BRUSSELS (Reuters) - The European Union made public on Wednesday confidential papers being used to negotiate a free trade deal with the United States, an unprecedented step to deflect criticism from anti-globalization campaigners that Brussels is drawing up the world’s largest trade deal in secret.
The eight thematic texts, which set out Europe’s position in areas ranging from sanitary rules to investment in small companies, do not cover all areas of discussions and not all the ideas set out will necessarily be included in the deal.
But their release marks the most significant step by the European Union in its public relations battle with a broad array of campaigners who are determined to block the proposed Transatlantic Trade and Investment Partnership (TTIP).

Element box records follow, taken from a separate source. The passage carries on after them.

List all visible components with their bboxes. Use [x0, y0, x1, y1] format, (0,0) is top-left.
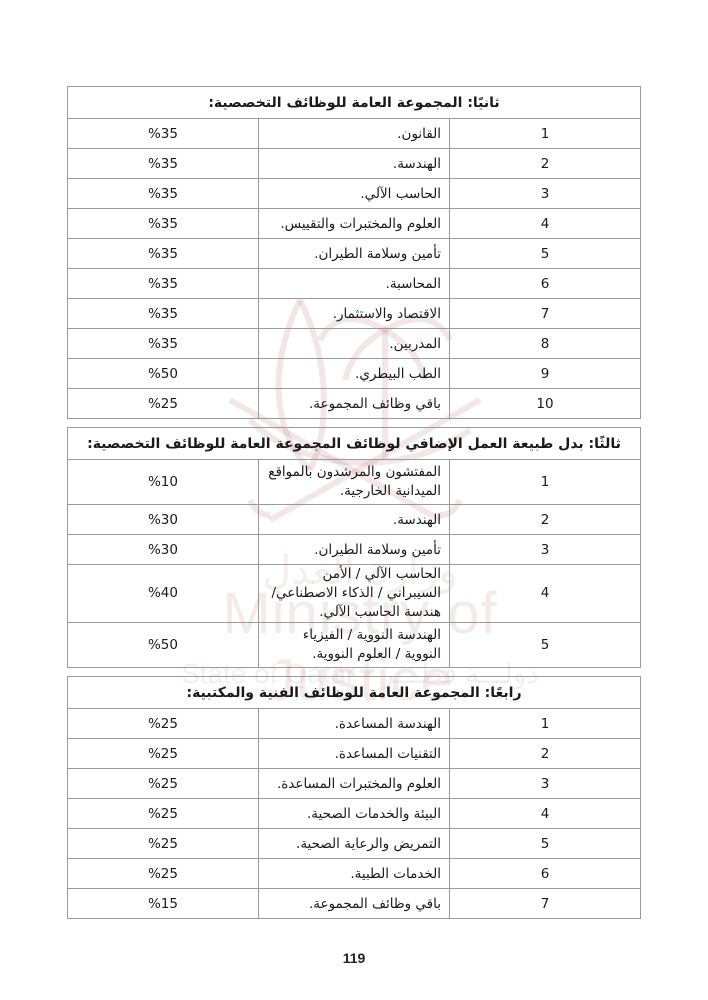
- row-percentage: %35: [68, 269, 259, 299]
- section-title: ثانيًا: المجموعة العامة للوظائف التخصصية…: [68, 87, 641, 119]
- row-job-name: الهندسة المساعدة.: [259, 709, 450, 739]
- table-row: 10باقي وظائف المجموعة.%25: [68, 389, 641, 419]
- row-percentage: %35: [68, 179, 259, 209]
- table-row: 4الحاسب الآلي / الأمن السيبراني / الذكاء…: [68, 565, 641, 623]
- row-percentage: %25: [68, 829, 259, 859]
- row-number: 1: [450, 119, 641, 149]
- table-row: 8المدربين.%35: [68, 329, 641, 359]
- row-job-name: الحاسب الآلي.: [259, 179, 450, 209]
- row-number: 10: [450, 389, 641, 419]
- row-job-name: تأمين وسلامة الطيران.: [259, 239, 450, 269]
- row-job-name: التمريض والرعاية الصحية.: [259, 829, 450, 859]
- section-title: ثالثًا: بدل طبيعة العمل الإضافي لوظائف ا…: [68, 428, 641, 460]
- table-row: 9الطب البيطري.%50: [68, 359, 641, 389]
- row-percentage: %30: [68, 535, 259, 565]
- row-percentage: %10: [68, 460, 259, 505]
- row-job-name: المفتشون والمرشدون بالمواقع الميدانية ال…: [259, 460, 450, 505]
- row-percentage: %50: [68, 359, 259, 389]
- row-job-name: تأمين وسلامة الطيران.: [259, 535, 450, 565]
- row-percentage: %35: [68, 119, 259, 149]
- row-number: 3: [450, 769, 641, 799]
- row-job-name: العلوم والمختبرات والتقييس.: [259, 209, 450, 239]
- table-row: 3الحاسب الآلي.%35: [68, 179, 641, 209]
- row-number: 2: [450, 149, 641, 179]
- table-row: 1المفتشون والمرشدون بالمواقع الميدانية ا…: [68, 460, 641, 505]
- row-percentage: %40: [68, 565, 259, 623]
- section-table-specialized-jobs: ثانيًا: المجموعة العامة للوظائف التخصصية…: [67, 86, 641, 419]
- row-number: 2: [450, 739, 641, 769]
- row-number: 3: [450, 179, 641, 209]
- row-percentage: %25: [68, 389, 259, 419]
- row-job-name: التقنيات المساعدة.: [259, 739, 450, 769]
- row-percentage: %25: [68, 799, 259, 829]
- table-row: 7باقي وظائف المجموعة.%15: [68, 889, 641, 919]
- table-row: 4العلوم والمختبرات والتقييس.%35: [68, 209, 641, 239]
- row-job-name: باقي وظائف المجموعة.: [259, 389, 450, 419]
- row-number: 4: [450, 565, 641, 623]
- row-percentage: %35: [68, 209, 259, 239]
- row-percentage: %25: [68, 859, 259, 889]
- row-number: 9: [450, 359, 641, 389]
- row-job-name: باقي وظائف المجموعة.: [259, 889, 450, 919]
- row-number: 8: [450, 329, 641, 359]
- row-percentage: %35: [68, 239, 259, 269]
- table-row: 2الهندسة.%30: [68, 505, 641, 535]
- row-job-name: المحاسبة.: [259, 269, 450, 299]
- row-job-name: الهندسة.: [259, 149, 450, 179]
- row-number: 6: [450, 859, 641, 889]
- table-row: 1الهندسة المساعدة.%25: [68, 709, 641, 739]
- row-job-name: المدربين.: [259, 329, 450, 359]
- row-percentage: %15: [68, 889, 259, 919]
- row-number: 3: [450, 535, 641, 565]
- row-number: 4: [450, 209, 641, 239]
- row-number: 2: [450, 505, 641, 535]
- row-job-name: العلوم والمختبرات المساعدة.: [259, 769, 450, 799]
- row-number: 6: [450, 269, 641, 299]
- row-job-name: الخدمات الطبية.: [259, 859, 450, 889]
- row-job-name: القانون.: [259, 119, 450, 149]
- table-row: 5التمريض والرعاية الصحية.%25: [68, 829, 641, 859]
- row-percentage: %30: [68, 505, 259, 535]
- table-row: 6المحاسبة.%35: [68, 269, 641, 299]
- row-number: 4: [450, 799, 641, 829]
- row-job-name: الاقتصاد والاستثمار.: [259, 299, 450, 329]
- section-title: رابعًا: المجموعة العامة للوظائف الفنية و…: [68, 677, 641, 709]
- table-row: 6الخدمات الطبية.%25: [68, 859, 641, 889]
- row-number: 1: [450, 709, 641, 739]
- row-percentage: %50: [68, 623, 259, 668]
- row-number: 5: [450, 623, 641, 668]
- table-row: 2التقنيات المساعدة.%25: [68, 739, 641, 769]
- row-number: 7: [450, 299, 641, 329]
- row-number: 1: [450, 460, 641, 505]
- row-job-name: الهندسة النووية / الفيزياء النووية / الع…: [259, 623, 450, 668]
- table-row: 4البيئة والخدمات الصحية.%25: [68, 799, 641, 829]
- row-job-name: الحاسب الآلي / الأمن السيبراني / الذكاء …: [259, 565, 450, 623]
- page-number: 119: [0, 950, 708, 966]
- row-number: 5: [450, 239, 641, 269]
- document-content: ثانيًا: المجموعة العامة للوظائف التخصصية…: [67, 86, 641, 927]
- table-row: 5الهندسة النووية / الفيزياء النووية / ال…: [68, 623, 641, 668]
- row-percentage: %25: [68, 769, 259, 799]
- row-percentage: %35: [68, 329, 259, 359]
- table-row: 5تأمين وسلامة الطيران.%35: [68, 239, 641, 269]
- row-percentage: %25: [68, 709, 259, 739]
- row-percentage: %35: [68, 299, 259, 329]
- row-job-name: الهندسة.: [259, 505, 450, 535]
- section-table-technical-clerical-jobs: رابعًا: المجموعة العامة للوظائف الفنية و…: [67, 676, 641, 919]
- row-job-name: البيئة والخدمات الصحية.: [259, 799, 450, 829]
- table-row: 3العلوم والمختبرات المساعدة.%25: [68, 769, 641, 799]
- row-number: 7: [450, 889, 641, 919]
- table-row: 2الهندسة.%35: [68, 149, 641, 179]
- table-row: 7الاقتصاد والاستثمار.%35: [68, 299, 641, 329]
- section-table-extra-work-allowance: ثالثًا: بدل طبيعة العمل الإضافي لوظائف ا…: [67, 427, 641, 668]
- row-number: 5: [450, 829, 641, 859]
- row-job-name: الطب البيطري.: [259, 359, 450, 389]
- row-percentage: %35: [68, 149, 259, 179]
- table-row: 3تأمين وسلامة الطيران.%30: [68, 535, 641, 565]
- row-percentage: %25: [68, 739, 259, 769]
- table-row: 1القانون.%35: [68, 119, 641, 149]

“There are lots of myths and misconceptions floating around about what we want to achieve and what is not in the agreement,” EU Trade Commissioner Cecilia Malmstrom told a news conference, detailing the decision to take this step for the first time.
A final deal, which could be concluded at the end of this year, will contain 24 chapters and Malmstrom promised to continue to publish the European Union’s papers as progress is made and always after they have been shown to the United States.
Free-trade advocates say the trade agreement will create a market of 800 million people, create millions of jobs and serve as a counterbalance to Russian and Chinese power.
Political parties and campaigners from across Europe opposed to the deal, who have unified under the banner ‘Stop TTIP’, say an accord will undermine European food and environmental laws and allow U.S. multinationals to bully EU governments into doing their bidding.
Prominent EU lawmaker Ska Keller, the deputy leader of the multinational Greens bloc in the European Parliament, said the transparency initiative remains “a paper tiger” and that the accord is still being negotiated behind Europeans’ backs.
But Malmstrom defended her decision not to release more papers, particularly on sensitive areas such as tariffs, where EU officials have said they want to protect European beef farmers.
“You need to have a certain secrecy,” Malmstrom said.
Negotiating papers on energy also remain confidential, which EU officials said reflects difficulties in finding common ground with Washington on securing future U.S. oil and gas exports.
Final agreed texts will remain confidential until an agreement is reached, the EU said.
Negotiations for the TTIP were launched in July 2013 and officials are seeking a deal that goes well beyond trade to remove barriers to businesses, in what will be the broadest deal of its kind worldwide.
This year will be crucial to making progress before U.S. President Barack Obama leaves office, but so far nothing has been agreed. Each side has accused the other of trying to protect specific industry interests.